The change in light transmittance of high-temperature resistant protective films under high-temperature environments is a complex process involving the interaction of materials science, optical properties, and thermodynamics. At room temperature, the light transmittance of high-temperature resistant protective films is primarily determined by the molecular structure of the substrate, the uniformity of additive dispersion, and the film thickness. High-quality protective films typically use high-purity polymer substrates with tightly packed and ordered molecular chains, exhibiting extremely low scattering and absorption of visible light, thus maintaining a high level of transmittance. This characteristic makes them widely used in electronic displays, optical instruments, and other fields, ensuring clear visual effects and reducing eye fatigue.
When a protective film is exposed to high temperatures, the change in its transmittance primarily stems from the thermal expansion effect of the material itself. Different materials have different coefficients of thermal expansion. When the temperature rises, the inconsistent expansion rates of the substrate and additives may lead to micro-stress within the film layer. This stress alters the arrangement of the molecular chains, making the originally ordered structure looser, thereby increasing light scattering. For example, in the processing of polarizer protective films, an increase in stretching temperature significantly affects the orientation of the molecular chains, leading to fluctuations in transmittance. Similarly, high-temperature resistant protective films may experience a decrease in light transmittance due to structural changes at high temperatures.
High temperatures can also trigger chemical changes in the protective film, further affecting light transmittance. Some protective films contain antireflective agents or stabilizers added during manufacturing; these components may decompose or migrate at high temperatures. For example, some organic antireflective agents may volatilize at high temperatures, leading to the formation of micropores or cracks on the film surface. These defects become centers of light scattering, reducing light transmittance. Furthermore, if the protective film contains inorganic nanoparticles as additives, high temperatures may promote particle aggregation, altering their uniform dispersion and affecting the optical uniformity of the film.
The interfacial effect between the film and the substrate is also a significant factor in changes in light transmittance at high temperatures. In high-temperature environments, the difference in the coefficients of thermal expansion between the protective film and the protected substrate (such as glass, metal, or plastic) can cause stress concentration at the interface.
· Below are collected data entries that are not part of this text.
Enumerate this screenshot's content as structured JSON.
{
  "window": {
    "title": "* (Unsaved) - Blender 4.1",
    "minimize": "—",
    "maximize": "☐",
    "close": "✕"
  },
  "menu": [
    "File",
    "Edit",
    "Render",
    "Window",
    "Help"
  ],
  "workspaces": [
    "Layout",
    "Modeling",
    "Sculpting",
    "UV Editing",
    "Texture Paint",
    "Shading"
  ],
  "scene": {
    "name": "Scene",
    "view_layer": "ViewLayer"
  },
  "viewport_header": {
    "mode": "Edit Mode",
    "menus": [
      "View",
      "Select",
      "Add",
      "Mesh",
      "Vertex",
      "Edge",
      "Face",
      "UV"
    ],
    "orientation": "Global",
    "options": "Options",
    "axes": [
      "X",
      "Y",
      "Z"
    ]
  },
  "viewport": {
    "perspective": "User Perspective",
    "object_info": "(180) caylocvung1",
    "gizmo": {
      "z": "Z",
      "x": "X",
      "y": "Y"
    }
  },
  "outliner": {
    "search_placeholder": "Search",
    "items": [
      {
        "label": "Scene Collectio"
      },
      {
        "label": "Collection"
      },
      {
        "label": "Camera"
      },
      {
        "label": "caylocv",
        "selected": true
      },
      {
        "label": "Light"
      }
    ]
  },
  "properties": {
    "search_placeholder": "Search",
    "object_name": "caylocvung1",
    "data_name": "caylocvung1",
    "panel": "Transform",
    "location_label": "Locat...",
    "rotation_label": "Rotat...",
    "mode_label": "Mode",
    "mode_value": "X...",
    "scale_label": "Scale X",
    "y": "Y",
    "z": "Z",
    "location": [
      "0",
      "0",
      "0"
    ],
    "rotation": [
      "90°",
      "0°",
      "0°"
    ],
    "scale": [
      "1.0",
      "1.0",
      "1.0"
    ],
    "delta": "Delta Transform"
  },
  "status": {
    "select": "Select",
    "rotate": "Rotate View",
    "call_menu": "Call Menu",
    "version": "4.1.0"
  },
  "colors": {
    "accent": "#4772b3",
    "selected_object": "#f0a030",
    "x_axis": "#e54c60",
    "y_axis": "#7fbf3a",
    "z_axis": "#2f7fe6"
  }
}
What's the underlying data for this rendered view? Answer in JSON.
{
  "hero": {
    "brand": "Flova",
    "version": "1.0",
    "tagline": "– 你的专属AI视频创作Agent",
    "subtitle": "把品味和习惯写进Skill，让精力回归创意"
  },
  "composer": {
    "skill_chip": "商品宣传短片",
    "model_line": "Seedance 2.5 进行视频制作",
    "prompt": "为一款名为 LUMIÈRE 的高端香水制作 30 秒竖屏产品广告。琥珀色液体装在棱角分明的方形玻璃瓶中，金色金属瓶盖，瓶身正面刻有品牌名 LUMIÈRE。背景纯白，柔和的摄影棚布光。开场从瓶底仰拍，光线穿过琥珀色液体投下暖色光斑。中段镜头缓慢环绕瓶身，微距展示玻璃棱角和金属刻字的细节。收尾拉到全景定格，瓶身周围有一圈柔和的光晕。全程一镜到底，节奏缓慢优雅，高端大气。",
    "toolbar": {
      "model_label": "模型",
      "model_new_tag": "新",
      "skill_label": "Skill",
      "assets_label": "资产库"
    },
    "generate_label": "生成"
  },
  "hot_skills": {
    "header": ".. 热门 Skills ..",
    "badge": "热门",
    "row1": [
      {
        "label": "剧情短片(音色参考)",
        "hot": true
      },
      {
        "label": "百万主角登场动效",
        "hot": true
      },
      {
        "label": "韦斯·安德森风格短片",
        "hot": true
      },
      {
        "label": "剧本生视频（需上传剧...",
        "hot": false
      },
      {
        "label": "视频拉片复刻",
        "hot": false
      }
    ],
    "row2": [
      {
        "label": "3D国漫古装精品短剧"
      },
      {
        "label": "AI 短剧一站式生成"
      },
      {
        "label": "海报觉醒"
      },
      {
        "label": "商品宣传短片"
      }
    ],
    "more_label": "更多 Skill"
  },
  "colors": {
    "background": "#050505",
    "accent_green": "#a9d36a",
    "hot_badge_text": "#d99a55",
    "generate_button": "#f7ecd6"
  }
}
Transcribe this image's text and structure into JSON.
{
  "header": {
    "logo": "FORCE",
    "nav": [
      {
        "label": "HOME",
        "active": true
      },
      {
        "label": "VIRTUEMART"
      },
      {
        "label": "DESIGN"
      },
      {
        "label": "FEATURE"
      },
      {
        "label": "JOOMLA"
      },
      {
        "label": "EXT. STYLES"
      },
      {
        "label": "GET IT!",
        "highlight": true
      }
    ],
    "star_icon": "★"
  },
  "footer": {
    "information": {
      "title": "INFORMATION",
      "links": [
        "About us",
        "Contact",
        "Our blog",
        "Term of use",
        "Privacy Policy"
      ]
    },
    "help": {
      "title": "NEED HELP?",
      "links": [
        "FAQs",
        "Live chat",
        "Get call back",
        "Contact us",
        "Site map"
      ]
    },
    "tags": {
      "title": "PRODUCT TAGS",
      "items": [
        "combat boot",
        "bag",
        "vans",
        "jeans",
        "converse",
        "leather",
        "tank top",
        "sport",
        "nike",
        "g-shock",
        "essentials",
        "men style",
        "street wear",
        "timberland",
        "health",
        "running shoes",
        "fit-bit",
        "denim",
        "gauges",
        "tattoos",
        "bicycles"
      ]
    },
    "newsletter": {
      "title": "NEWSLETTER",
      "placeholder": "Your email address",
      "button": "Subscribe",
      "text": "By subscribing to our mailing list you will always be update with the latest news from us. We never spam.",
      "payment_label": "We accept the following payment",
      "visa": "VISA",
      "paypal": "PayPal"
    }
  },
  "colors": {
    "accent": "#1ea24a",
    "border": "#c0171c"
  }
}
This stress may cause the film to peel or wrinkle, compromising its smoothness. When undulations or wrinkles appear on the film surface, light undergoes multiple reflections and refractions as it passes through, resulting in a significant decrease in light transmittance. For example, in the research of anti-reflective 3A films, film peeling and microcracks under high-temperature environments are among the main reasons for the decrease in light transmittance.
It is worth noting that not all high-temperature resistant protective films experience a decrease in light transmittance at high temperatures. By optimizing material formulations and process design, protective films that maintain stable light transmittance at high temperatures can be developed. For example, protective films using high-purity silica or fluorides as substrates, due to their excellent thermal stability and chemical inertness, can maintain the stability of their molecular structure at high temperatures, thereby reducing changes in light transmittance. Furthermore, by precisely controlling the film thickness and refractive index distribution, optical structures insensitive to temperature changes can be designed, further enhancing the high-temperature adaptability of the protective film.
In practical applications, the light transmittance of high-temperature resistant protective films is also affected by multiple environmental factors. For example, in high-temperature and high-humidity environments, moisture may penetrate into the film layer, triggering hydrolysis or altering the refractive index, thus indirectly affecting light transmittance. In high-temperature and dry environments, static electricity accumulation may lead to dust adsorption, increasing light scattering and absorption. Therefore, when evaluating the high-temperature light transmittance performance of a protective film, it is necessary to comprehensively consider the combined effects of various environmental factors such as temperature, humidity, and light.